Book cover sourced via Amazon. Loaves of bread by me. Image edited in Canva

The year was 2020, and basically everyone was suddenly so into sourdough, grocery stores ran out of flour. I know this because I was one of those people cultivating a sourdough starter and fighting the constant existential dread with bread. 

I’d been following Tara Jensen on Instagram since I read one of her essays for my graduate Food Writing course. She is a writer and baker whose first book, A Baker’s Year, forever changed the way I make pie. In 2020, she began a series of Instagram stories about the care and keeping of sourdough. I needed no further convincing. I gathered my materials, started a starter, and embarked on the sourdough journey. 

I can’t count the number of times I wished for a comprehensive book about sourdough. I loved Jensen’s stories and found other helpful resources online, but I’m a book human, and books are how I like to learn things. 

Jensen must have heard my pleas through the interwebs, because she wrote the bread bible I dreamed about. It’s called Flour Power, and it came out last month. I am obsessed. 

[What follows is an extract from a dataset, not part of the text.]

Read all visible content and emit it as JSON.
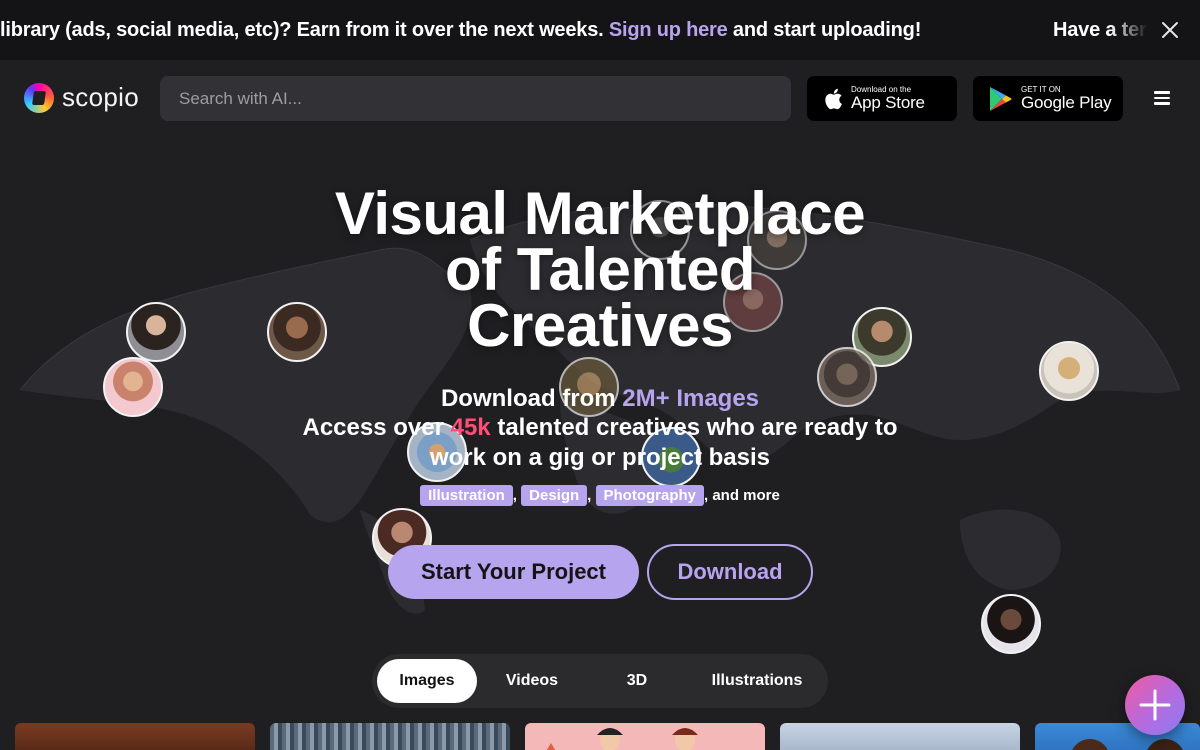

Gif sourced from Giphy.com

I don’t often review cookbooks because they’re such a unique genre and depend very much on a person’s preferences and comfort in the kitchen. But I just couldn’t resist the urge to arm flail about this magnificent tome that now graces my full-to-bursting cookbook shelf. 

This book is so comprehensive, it even includes a guide to milling your own flour if that’s your jam. There’s plenty of guidance on how to cultivate different varities of sourdough starters, including the science behind how the heck a starter works in the first place. Essentially, everything I wanted to know about sourdough between two covers. 

Following the guidance in this book for the care and keeping of a sourdough starter, I’m cultivating a new one (my first died from neglect, and also the fact that I was apparently never taking care of it properly in the first place.) 

So far, I have tried three of the sourdough recipes in Flour Power. It amazes me how slightly different combinations of flour, water, and starter can produce such different loaves. Like she leveled up my pies forever, Jensen’s instructions and guidance for bread making are changing my sourdough game as well. 

Jensen approaches bread making like the artist that she is, and her recipes include photographs and careful instructions that make them easy to follow. Her writing chops make the book a pleasure to read even if you’re not actively using it to make anything. I’d know, because I sat on the couch reading through it when it arrived. 

If you have any interest in learning to make better bread, I highly recommend starting with this book. I wish I’d had it during my first foray into bread baking, and I’m delighted to have it around now.